Heiligensee – Bezirksstadträtin Katrin Schultze-Berndt möchte mit den Anwohnern über die Straßenbaumaßnahme Hennigsdorfer Straße am Montag, 19. Februar, 17 Uhr, im BVV-Saal, Eichborndamm 215, ins Gespräch kommen. Voraussichtlicher Baubeginn: Frühjahr 2018.

Gegen Verkehrschaos

Bezirk – Die A111 soll 2021 grundsaniert werden. Die U6 in dem selben Jahr. Ebenso die S25. Drei wichtige Verkehrs­träger werden somit 2021 gleichzeitig lahmgelegt. Dagegen hat die CDU-Fraktion ein Paket mit Anträgen in die BVV eingebracht, das alternative Verkehrsrouten durch und um Reinickendorf benennt.

Pro und Contra

Reinickendorf – Der soziale Flügel der CDU, die Christliche Demokratische Arbeitnehmerschaft (CDA), diskutiert im Rahmen ihres Stammtisches über die Vor- und Nachteile der Bürgerversicherung und deren Folgen. Die CDA vertritt die Arbeitnehmer zu sozialen und gesundheitspolitischen Themen innerhalb und außerhalb der CDU. Am Freitag, 26. Januar, können Interessierte an der CDA-Gesprächsrunde zur Bürgerversicherung teilnehmen. Der CDA-Stammtisch findet in dem Altberliner Restaurant „Latichte“, Alt-Reinickendorf 29A, um 18 Uhr statt. Die Veranstaltung ist öffentlich.

Aktiv gegen rechts

Bezirk Bildungsprojekte und Initiativen in Reinickendorf können im Rahmen des Bundesprogramms „Demokratie leben! Aktiv gegen Rechtsextremismus, Gewalt und Menschenfeindlichkeit“ Anträge auf Förderung stellen.
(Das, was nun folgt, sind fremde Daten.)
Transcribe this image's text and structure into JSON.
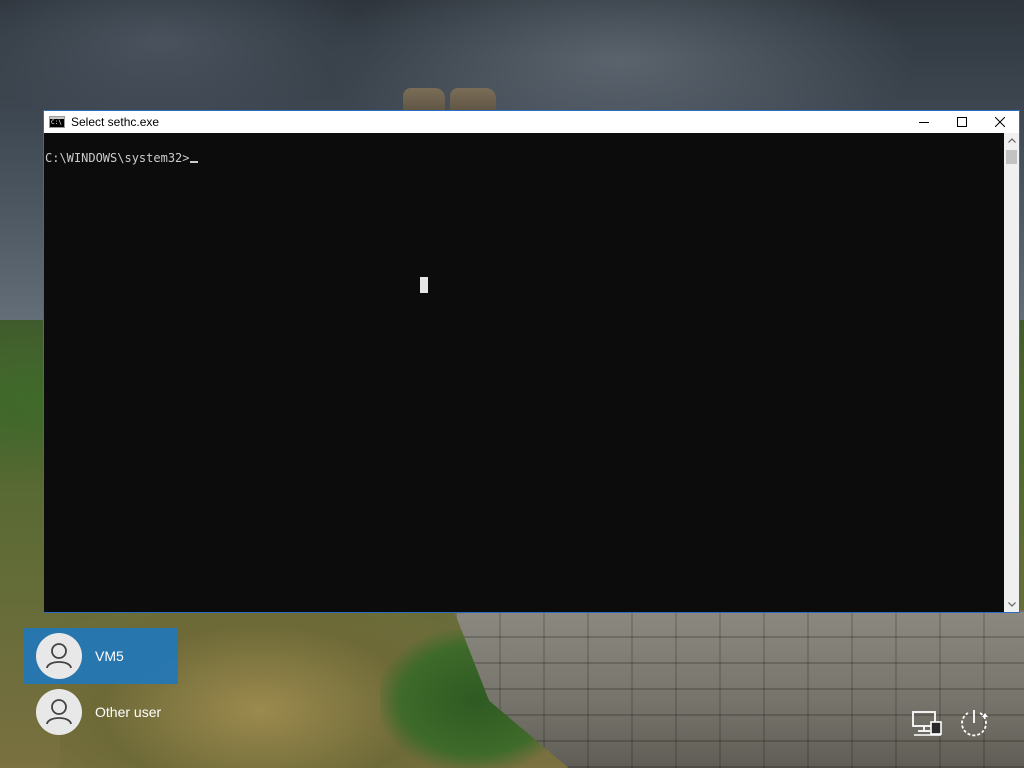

Gefördert werden Projekte und Workshops, die der positiven Entwicklung der Willkommenskultur dienen. Weitere Infos erteilt die Albatros gGmbH, Auguste-Viktoria-Allee 17, R.Palm@albatrosggmbh.de

VMehr berlinpass-Anspruchsberechtigte

Bezirk – Bezirk – Seit Februar können auch Empfänger von Wohngeld sowie Bürger, die eine DDR-Opferrente erhalten, den berlinpass beantragen. Neben dem Sozialticket können sie zahlreiche Vergünstigungen nutzen. Die Ausgabestelle für den Berlinpass befindet sich im Bürgeramt, Teichstraße 65, Haus 1.

SPD-Klausurtagung

Bezirk – Bezirk – Die SPD-Fraktion in der BVV-Reinickendorf hat ein Arbeitsprogramm für 2018 erarbeitet. Themenkomplexe sind u.a. Verkehrspolitik, Jugendpolitik, Stadtentwicklung (vor allem in Reinickendorf-Ost und im MV) und die Sozialstruktur für die Siedlungen in den Rollbergen, im Märkischen Viertel und in Tegel-Süd.